Each day, Belmont student, Steven Palmer, unwinds by watching animated ponies have magical adventures.
The 22-year-old liberal studies student loves “My Little Pony: Friendship Is Magic,” and he’s not alone. He’s part of a growing group of “bronies” (“bro ponies”)—men who are fans of a TV show largely intended for a much younger female audience.
“A friend sent me a link to a video of the show and I thought it was ridiculous. But after I watched it I thought it was actually pretty cool. I was really into it,” said Palmer.
“My Little Pony: Friendship is Magic” seems like an unlikely object of fan-boy love. But since the show re-debuted in 2010, it’s attracted a growing number of male fanatics. In addition to watching the show, these teenage, 20- and 30- something males are creating pony art, posting fan videos on YouTube and feeding threads on forums and blogs.
A self-proclaimed brony, Palmer also admits to owning a large amount of My Little Pony merchandise.
“I actually just went to Hot Topic the other week and dropped $125 on My Little Pony products.”
Palmer carries a My Little Pony keychain on his messenger bag, wears pins with the cartoon characters on his hats, and even has a hooded sweater with ears on the hood to emulate the animated ponies.
But just how big is the brony fan base getting on Belmont’s campus?
“It’s definitely coming up above ground,” said Belmont student, Andrew Wall, 21.
Although Wall himself is not a brony, he claims to have a handful of friends who belong to this growing culture. He says the brony culture stands for so much more than a love for cartoon ponies.

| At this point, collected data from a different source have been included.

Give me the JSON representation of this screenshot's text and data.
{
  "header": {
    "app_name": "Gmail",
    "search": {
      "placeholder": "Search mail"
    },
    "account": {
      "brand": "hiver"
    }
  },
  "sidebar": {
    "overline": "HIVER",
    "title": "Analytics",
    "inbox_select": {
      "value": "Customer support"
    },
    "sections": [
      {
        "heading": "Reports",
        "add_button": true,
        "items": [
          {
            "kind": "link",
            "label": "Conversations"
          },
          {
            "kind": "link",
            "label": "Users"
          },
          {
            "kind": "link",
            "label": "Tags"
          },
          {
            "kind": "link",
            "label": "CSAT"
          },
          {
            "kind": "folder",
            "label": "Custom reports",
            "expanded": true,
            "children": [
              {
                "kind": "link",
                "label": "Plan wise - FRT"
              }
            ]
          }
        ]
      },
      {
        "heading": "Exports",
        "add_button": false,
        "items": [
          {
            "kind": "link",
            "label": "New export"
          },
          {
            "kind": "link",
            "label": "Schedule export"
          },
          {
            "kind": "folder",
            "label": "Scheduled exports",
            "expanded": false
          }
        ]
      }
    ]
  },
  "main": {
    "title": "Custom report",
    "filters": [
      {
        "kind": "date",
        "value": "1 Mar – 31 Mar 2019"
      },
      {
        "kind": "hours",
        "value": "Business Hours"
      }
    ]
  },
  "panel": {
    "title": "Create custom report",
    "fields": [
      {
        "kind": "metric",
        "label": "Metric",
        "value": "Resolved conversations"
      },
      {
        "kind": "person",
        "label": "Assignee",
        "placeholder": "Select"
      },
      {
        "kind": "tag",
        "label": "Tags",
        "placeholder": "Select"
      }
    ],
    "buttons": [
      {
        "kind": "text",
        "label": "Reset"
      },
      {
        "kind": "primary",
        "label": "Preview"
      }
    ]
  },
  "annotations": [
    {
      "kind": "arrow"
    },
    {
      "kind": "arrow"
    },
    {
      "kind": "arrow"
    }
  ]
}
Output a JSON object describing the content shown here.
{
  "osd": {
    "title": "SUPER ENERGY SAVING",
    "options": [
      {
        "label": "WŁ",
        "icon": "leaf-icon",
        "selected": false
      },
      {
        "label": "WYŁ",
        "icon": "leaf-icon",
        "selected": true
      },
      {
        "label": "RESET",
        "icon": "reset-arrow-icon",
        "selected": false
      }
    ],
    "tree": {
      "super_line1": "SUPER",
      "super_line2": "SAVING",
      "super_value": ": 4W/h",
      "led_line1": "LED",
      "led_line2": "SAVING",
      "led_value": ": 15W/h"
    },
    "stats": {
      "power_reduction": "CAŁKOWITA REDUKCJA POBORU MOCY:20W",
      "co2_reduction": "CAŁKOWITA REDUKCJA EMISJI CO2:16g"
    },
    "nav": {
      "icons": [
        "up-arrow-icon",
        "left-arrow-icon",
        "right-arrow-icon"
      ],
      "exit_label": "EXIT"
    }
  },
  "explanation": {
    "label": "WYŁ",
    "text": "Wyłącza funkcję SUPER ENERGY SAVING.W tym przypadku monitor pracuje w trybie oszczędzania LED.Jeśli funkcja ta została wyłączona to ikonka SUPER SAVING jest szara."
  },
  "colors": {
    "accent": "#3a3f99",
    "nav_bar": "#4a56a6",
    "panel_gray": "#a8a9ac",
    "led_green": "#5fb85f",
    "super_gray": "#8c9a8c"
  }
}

“Bronies challenge the traditional view of masculinity and what it means to be a man. Here we have college-aged heterosexual males embracing and joining a culture that is normally viewed as exclusive to young girls and families,” said Wall.
One of the biggest heroines among bronies is Lauren Faust, 38, the creator behind the show, according to Palmer. Prior to her creation of “My Little Pony: Friendship is Magic,” Faust was a writer and storyboard artist on “The Powerpuff Girls,” another show that had appeal way beyond its intended demographic.
“One of Faust’s goals in creating the series was to challenge the established “girly” nature of the toy line by creating characters with depth and stories with a real sense of adventure. The underlying life lessons lurking beneath the jokes and song and dance numbers are universal ones,” said Palmer.
“She definitely set the stage for the challenge of what masculinity and femininity means in our society. I mean, you can see how strong and powerful the Powerpuff Girls were, even though they were made of sugar, and spice, and everything nice.”
But other people outside of the brony culture are less convinced.
“I don’t know. To be honest, it’s a little weird,” said Belmont student, Jade Tucker, 20. “I understand and commend the gender thing, but I’m a 20-year-old young adult female and I don’t watch the show. If I did that might still be considered odd.”
Tucker is not alone in her objection. Just as forums have been created in support of the brony community, blogs have also been established to bash the small, but growing, group.
In the world of the Internet, bronies are considered to be the black sheep of the family, demonstrating that even in a virtual world where nearly anything can happen, accepted standards for gender still hold firm.
“I think the hate stems from the challenging of the status quo, the blurring of gender lines. This isn’t the sort of entertainment men traditionally flock to. Men should be out at bars, downing beers and hollering at women, not collecting pink toys and making friends on the Internet,” said Wall in defense of the brony culture.
Palmer is open about how society’s gender roles also caused him to question the normality of his hobby.
“People who don’t know anything about it make fun of it, but if they watch it they kind of like it. When I first realized that was really enjoying the show, I was kind of conflicted by it,” said Palmer.
“As a straight male, I was fully aware that my enjoyment of the show and brand was generally not normal. But maybe this is all part of the point Lauren [Faust] is trying to make.”
Palmer soon abandoned any sense of shame he had for his adoration of the animated TV show.
Despite an unspoken understanding that some people might be surprised by their choice of entertainment, most bronies show little to no hesitation about their fandom.
Bronies, like Palmer, argue that the appeal of the show comes from what it aims to teach.
“I’m into it is because it’s just a really moral show,” said Palmer. “It focuses on friendship and the material is valuable for any age group.”